Lo sport ci racconta spesso delle storie meravigliose di grandi successi e straordinari risultati ottenuti. Talvolta, però, ci regala anche dei verdetti incredibili e delle grandi ingiustizie. È il caso di Angelo Musone, che nel 1984 venne letteralmente defraudato di una finale olimpica che aveva meritato sul ring.
Un grandissimo talento marcianisano
Era il 1984 e nella città statunitense di Los Angeles si stavano disputando le Olimpiadi. Per l’Italia gareggiava uno dei pugili più forti e promettenti del mondo, Angelo Musone, proveniente dall’Excelsior Boxe di Marcianise che, negli anni, ha sfornato tantissimi talenti. Il ragazzo della provincia di Caserta arrivò imbattuto alla competizione. Nessuno, infatti, era mai riuscito a batterlo negli incontri ufficiali fino a quel momento disputati. La competizione olimpica, tuttavia, si presentava come una sfida improba, anche per un talento straordinario dei pesi massimi come il marcianisano.
La sfida, tuttavia, non lo intimorì, anzi. Sin dal primo match, infatti, Angelo riuscì a sovvertire tutti i pronostici, battendo lo scultoreo pugile keniota Omondi. Nei quarti, poi, riuscì a dominare un altro grande atleta come lo svedese Brock. Dopo queste due grandi vittorie per Musone, però, ne arriva una ancora più complicata. Di fronte a lui si presenta Henry Tillman, beniamino di casa, che in quell’anno riuscì a batter per ben due volte un giovane che avrebbe dominato la scena della boxe per anni: Mike Tyson. Anche in questa occasione il pugile marcianisano non deluse le aspettative. Quando sembrava che la vittoria fosse certa, tuttavia, una delle più grandi ingiustizie della storia pugilistica si consumò in quell’amarissimo 8 agosto.
L’indimenticabile ingiustizia ai danni di Angelo Musone
In occasione della semifinale, infatti, Angelo Musone scende carico come non mai sul ring.

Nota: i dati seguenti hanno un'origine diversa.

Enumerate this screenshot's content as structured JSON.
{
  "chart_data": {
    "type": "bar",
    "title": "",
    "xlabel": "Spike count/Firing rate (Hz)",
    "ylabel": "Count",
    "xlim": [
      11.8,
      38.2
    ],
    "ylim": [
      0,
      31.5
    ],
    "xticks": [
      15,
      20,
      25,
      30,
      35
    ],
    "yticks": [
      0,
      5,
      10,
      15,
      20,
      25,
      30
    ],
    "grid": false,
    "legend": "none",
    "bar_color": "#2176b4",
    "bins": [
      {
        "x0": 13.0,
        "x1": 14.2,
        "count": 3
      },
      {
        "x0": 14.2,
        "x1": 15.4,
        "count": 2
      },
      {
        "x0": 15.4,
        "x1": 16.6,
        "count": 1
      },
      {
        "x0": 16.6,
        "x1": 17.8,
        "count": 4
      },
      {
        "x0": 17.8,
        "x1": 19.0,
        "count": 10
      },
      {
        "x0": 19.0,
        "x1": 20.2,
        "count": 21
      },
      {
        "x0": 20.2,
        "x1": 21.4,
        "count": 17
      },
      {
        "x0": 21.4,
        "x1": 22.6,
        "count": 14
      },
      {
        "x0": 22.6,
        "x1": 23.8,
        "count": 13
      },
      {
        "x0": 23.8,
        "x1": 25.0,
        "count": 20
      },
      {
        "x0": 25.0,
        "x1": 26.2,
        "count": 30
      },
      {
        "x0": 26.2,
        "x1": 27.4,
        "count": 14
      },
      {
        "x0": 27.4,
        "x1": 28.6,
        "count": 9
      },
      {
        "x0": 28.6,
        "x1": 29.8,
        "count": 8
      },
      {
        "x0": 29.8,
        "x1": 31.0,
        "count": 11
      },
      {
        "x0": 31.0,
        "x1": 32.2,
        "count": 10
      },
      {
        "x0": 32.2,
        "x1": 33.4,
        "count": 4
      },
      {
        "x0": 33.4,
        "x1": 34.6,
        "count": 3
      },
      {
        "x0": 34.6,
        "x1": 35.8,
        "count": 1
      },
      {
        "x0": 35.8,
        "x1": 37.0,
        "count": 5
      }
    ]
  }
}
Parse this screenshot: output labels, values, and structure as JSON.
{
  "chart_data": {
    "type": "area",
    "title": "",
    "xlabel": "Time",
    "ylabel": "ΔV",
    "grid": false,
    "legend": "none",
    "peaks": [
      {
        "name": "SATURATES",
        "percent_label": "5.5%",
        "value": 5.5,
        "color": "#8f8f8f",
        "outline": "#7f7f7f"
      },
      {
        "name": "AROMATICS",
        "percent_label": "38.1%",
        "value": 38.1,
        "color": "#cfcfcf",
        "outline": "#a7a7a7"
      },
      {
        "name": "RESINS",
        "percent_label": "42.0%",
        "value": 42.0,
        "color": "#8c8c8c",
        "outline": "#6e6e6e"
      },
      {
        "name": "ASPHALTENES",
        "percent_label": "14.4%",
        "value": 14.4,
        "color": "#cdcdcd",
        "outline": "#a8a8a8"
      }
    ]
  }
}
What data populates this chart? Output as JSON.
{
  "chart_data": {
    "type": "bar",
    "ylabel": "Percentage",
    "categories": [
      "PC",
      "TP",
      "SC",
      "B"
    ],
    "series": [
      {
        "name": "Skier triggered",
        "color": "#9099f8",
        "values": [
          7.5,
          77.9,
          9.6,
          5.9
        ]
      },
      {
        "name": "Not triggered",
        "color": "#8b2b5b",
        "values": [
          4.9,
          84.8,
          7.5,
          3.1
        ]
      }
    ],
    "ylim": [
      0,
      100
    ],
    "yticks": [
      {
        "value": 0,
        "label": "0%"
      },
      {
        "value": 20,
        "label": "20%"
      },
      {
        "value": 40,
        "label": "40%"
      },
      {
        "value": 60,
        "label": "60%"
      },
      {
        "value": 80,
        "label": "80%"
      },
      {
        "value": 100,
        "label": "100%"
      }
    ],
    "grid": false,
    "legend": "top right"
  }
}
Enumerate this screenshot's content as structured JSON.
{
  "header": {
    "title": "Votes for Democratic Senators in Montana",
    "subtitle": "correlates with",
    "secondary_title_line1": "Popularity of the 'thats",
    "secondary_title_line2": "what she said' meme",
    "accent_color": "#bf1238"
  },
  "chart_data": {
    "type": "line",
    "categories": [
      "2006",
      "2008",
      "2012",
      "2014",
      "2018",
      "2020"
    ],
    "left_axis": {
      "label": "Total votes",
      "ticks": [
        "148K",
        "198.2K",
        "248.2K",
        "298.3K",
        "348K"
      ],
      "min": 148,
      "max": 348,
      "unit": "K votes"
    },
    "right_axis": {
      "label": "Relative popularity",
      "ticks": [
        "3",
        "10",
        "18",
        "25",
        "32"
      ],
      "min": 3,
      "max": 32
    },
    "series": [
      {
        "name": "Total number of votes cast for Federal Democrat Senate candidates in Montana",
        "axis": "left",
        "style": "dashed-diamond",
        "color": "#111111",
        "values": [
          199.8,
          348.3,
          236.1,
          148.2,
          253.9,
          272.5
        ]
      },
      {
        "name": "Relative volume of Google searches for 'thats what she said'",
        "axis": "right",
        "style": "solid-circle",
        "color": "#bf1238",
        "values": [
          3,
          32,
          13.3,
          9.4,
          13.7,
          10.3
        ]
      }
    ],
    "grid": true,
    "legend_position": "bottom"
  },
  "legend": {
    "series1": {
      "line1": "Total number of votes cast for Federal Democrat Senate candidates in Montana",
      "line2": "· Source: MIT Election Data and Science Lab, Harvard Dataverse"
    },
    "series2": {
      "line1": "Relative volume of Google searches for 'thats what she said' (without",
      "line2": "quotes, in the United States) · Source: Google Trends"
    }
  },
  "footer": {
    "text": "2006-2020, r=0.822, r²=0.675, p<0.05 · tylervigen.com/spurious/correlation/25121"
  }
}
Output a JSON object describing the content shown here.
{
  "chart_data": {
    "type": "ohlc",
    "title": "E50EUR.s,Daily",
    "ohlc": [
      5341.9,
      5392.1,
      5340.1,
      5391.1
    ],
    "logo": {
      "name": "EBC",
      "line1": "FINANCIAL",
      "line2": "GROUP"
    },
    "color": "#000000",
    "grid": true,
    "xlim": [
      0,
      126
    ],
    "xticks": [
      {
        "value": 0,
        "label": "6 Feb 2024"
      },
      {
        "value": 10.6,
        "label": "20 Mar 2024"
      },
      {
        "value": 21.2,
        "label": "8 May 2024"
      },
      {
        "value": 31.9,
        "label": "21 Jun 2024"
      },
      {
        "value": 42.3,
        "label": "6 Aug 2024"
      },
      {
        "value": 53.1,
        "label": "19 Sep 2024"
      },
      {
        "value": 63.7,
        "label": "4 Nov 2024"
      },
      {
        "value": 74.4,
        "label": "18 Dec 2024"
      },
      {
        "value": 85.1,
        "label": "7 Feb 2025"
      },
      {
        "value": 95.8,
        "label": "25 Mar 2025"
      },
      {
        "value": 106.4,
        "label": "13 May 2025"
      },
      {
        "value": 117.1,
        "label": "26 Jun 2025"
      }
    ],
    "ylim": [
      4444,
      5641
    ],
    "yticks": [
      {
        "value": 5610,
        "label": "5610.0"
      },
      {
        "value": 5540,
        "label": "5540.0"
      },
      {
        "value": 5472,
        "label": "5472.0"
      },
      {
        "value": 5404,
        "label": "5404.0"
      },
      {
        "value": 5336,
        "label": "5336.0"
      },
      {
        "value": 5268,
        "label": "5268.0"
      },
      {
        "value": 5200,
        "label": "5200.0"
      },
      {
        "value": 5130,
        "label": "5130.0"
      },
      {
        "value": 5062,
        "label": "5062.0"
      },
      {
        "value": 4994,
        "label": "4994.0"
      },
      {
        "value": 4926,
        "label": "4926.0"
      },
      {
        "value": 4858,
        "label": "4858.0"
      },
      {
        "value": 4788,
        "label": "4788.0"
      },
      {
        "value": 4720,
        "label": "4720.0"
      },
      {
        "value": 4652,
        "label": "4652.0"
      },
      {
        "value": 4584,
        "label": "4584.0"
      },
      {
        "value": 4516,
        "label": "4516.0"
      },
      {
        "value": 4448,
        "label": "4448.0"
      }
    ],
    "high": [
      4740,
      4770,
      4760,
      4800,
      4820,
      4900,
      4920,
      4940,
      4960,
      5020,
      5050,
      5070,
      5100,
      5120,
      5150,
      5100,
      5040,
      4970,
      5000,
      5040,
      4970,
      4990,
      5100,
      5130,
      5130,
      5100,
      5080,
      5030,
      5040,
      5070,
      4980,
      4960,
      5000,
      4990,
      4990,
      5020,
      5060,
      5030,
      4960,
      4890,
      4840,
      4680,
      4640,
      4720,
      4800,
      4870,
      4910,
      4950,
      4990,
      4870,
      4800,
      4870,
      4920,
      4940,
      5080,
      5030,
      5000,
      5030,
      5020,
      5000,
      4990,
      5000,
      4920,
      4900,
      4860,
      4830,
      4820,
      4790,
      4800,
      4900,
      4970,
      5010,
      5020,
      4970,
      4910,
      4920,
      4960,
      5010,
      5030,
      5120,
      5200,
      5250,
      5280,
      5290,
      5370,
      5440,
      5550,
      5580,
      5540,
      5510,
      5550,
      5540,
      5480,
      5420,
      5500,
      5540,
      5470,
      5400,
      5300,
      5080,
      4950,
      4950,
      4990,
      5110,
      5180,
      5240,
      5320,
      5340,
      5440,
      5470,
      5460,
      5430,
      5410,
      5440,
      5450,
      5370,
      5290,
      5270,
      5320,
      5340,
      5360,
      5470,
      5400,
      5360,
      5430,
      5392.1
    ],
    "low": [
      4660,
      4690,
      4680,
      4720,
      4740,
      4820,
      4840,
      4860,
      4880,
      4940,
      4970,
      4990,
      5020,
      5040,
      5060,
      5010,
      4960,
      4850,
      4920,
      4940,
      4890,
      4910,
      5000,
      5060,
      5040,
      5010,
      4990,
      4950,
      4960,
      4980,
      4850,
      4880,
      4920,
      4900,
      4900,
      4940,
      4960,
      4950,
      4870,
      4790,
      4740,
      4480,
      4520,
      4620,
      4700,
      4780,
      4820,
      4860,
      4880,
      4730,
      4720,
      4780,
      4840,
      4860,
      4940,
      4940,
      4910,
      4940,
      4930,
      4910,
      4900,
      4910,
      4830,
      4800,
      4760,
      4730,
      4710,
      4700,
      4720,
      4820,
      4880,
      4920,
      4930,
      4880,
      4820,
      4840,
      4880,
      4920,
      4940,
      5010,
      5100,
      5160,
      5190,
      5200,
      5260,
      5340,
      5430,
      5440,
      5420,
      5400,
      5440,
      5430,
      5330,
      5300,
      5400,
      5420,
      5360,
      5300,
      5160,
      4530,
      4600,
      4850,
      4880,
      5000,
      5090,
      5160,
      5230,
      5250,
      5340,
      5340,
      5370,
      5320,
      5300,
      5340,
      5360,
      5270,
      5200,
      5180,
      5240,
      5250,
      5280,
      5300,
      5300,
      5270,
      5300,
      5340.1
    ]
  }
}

Nonostante la prestanza e lo strapotere di Tillman il match sembra non avere storia con il marcianisano che malmena letteralmente il pugile di casa. La straordinaria performance viene notata anche dai giudici che, per non accanirsi sull’atleta di casa, decretano una vittoria per tre a due a favore di Musone. A causa di un’innovazione controversa dell’Association Internationale de Boxe Amateurs (AIBA), però, il voto deve essere confermato da un giury. Ed è proprio qui che si consuma uno dei più grandi scandali sportivi della storia.
Il giurato supplementare, infatti, sovverte completamente il verdetto, sancendo un punteggio incredibile di cinque a zero per l’americano. Alla proclamazione del vincitore anche il pubblico di casa fischia l’arbitraggio e a Musone non resta che portare a casa la sconfitta più amara e immeritata della storia.
Il pugile marcianisano classe ’63, anche a causa di problemi fisici importanti, si ritirerà poco dopo, ancora ventiquattrenne. E ancora oggi racconta con grande rabbia quell’ingiustizia che lo relegò sull’ultimo gradino del podio, lasciandogli un bronzo che ha il sapore di un metallo ben più importante. Metallo come l’oro che, guarda caso, si portò a casa proprio Tillman.